In the early 2000s, popularity of the Racking Horse went down and many distinct bloodlines died out or became closely related, leading to inbreeding. To counteract this, the RHBAA has reopened the registry to horses that meet breed standards for height, conformation, and gait. Some breeds often eligible for this are the Tennessee Walking Horse, Standardbred, Kentucky Mountain Saddle Horse and Rocky Mountain Horse. Purebred American Saddlebreds, however, are ineligible for RHBAA registration, although half-Saddlebreds may be registered if they meet the standard.

==Uses==

The Racking Horse may be shown in saddle seat or western tack and attire, as well as in driving. Horses are shown in a long, natural mane and tail, but for saddle seat classes, the horse will have ribbons braided in the mane and forelock. It is also sometimes shown in hand, or in trail obstacle classes.

The Racking Horse Breeders' Association of America was originally formed as a vehicle for the promotion of horses shown without the artificial and extreme devices often seen in Tennessee Walking Horse and other gaited breed showing.
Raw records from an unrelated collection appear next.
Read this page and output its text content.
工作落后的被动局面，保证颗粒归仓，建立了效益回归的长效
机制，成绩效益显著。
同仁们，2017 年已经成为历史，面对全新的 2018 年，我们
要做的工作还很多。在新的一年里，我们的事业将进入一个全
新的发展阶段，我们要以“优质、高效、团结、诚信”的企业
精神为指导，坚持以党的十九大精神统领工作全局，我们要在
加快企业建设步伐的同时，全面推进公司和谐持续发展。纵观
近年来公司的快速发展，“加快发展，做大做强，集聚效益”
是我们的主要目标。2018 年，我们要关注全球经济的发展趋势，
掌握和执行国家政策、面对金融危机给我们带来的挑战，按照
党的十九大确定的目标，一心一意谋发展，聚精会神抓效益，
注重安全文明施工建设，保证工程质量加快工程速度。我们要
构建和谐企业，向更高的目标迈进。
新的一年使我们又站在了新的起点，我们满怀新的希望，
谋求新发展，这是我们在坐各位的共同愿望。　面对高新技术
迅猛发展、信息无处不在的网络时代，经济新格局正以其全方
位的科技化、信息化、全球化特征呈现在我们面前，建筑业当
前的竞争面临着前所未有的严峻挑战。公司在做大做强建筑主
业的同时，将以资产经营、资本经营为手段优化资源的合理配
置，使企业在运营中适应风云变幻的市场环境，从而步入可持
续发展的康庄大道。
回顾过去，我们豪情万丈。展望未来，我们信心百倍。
However, the Racking Horse is one of the breeds often harmed by the inhumane practice of soring, prohibited at the federal level by the Horse Protection Act of 1970. Soring is an abusive practice used to accentuate the gaits of breeds such as the Tennessee Walking Horse and Racking Horse, in order to gain an unfair advantage in competition. The RHBAA operates in conjunction with a Horse Industry Organization (HIO) to inspect horses before shows and sales.
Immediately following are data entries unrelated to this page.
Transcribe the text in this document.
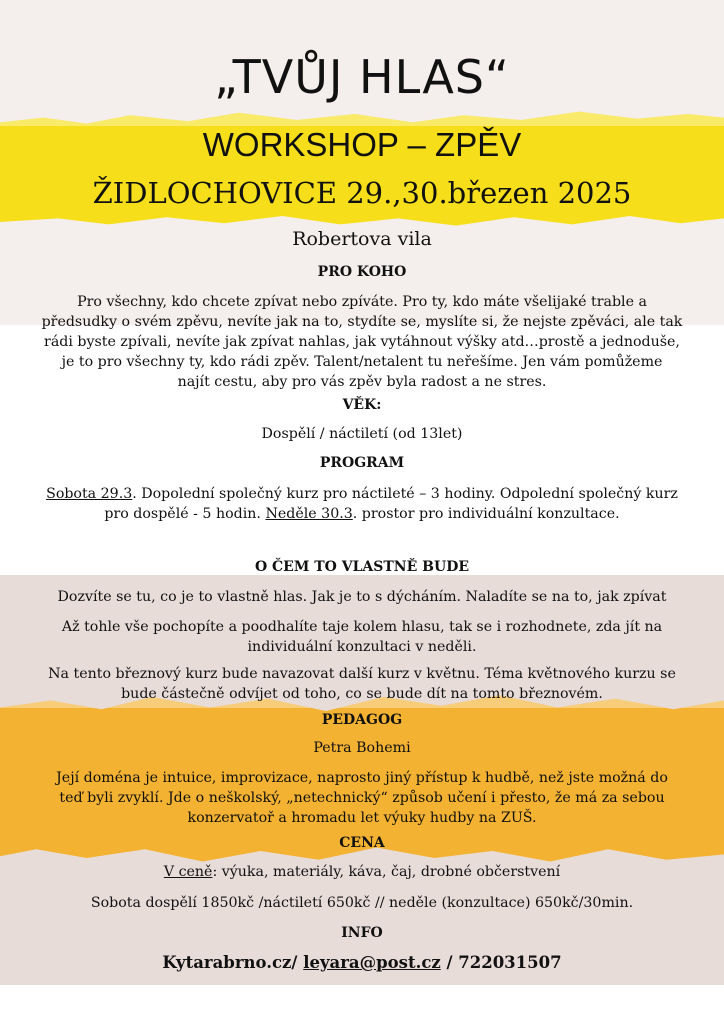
„TVŮJ HLAS“
WORKSHOP – ZPĚV
ŽIDLOCHOVICE 29.,30.březen 2025
Robertova vila
PRO KOHO
Pro všechny, kdo chcete zpívat nebo zpíváte. Pro ty, kdo máte všelijaké trable a
předsudky o svém zpěvu, nevíte jak na to, stydíte se, myslíte si, že nejste zpěváci, ale tak
rádi byste zpívali, nevíte jak zpívat nahlas, jak vytáhnout výšky atd…prostě a jednoduše,
je to pro všechny ty, kdo rádi zpěv. Talent/netalent tu neřešíme. Jen vám pomůžeme
najít cestu, aby pro vás zpěv byla radost a ne stres.
VĚK:
Dospělí / náctiletí (od 13let)
PROGRAM
Sobota 29.3. Dopolední společný kurz pro náctileté – 3 hodiny. Odpolední společný kurz
pro dospělé - 5 hodin. Neděle 30.3. prostor pro individuální konzultace.
O ČEM TO VLASTNĚ BUDE
Dozvíte se tu, co je to vlastně hlas. Jak je to s dýcháním. Naladíte se na to, jak zpívat
Až tohle vše pochopíte a poodhalíte taje kolem hlasu, tak se i rozhodnete, zda jít na
individuální konzultaci v neděli.
Na tento březnový kurz bude navazovat další kurz v květnu. Téma květnového kurzu se
bude částečně odvíjet od toho, co se bude dít na tomto březnovém.
PEDAGOG
Petra Bohemi
Její doména je intuice, improvizace, naprosto jiný přístup k hudbě, než jste možná do
teď byli zvyklí. Jde o neškolský, „netechnický“ způsob učení i přesto, že má za sebou
konzervatoř a hromadu let výuky hudby na ZUŠ.
CENA
V ceně: výuka, materiály, káva, čaj, drobné občerstvení
Sobota dospělí 1850kč /náctiletí 650kč // neděle (konzultace) 650kč/30min.
INFO
Kytarabrno.cz/ leyara@post.cz / 722031507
The two largest shows for the Racking Horse are the Spring Celebration, held annually in April, and the World Celebration, held in late September. Both are held at the Celebration Arena in Priceville, Alabama.

The Racking Horse is also used as a trail and pleasure horse, and the RHBAA has a versatility program in place through which Racking Horses can earn awards by participating in a variety of activities, including endurance riding.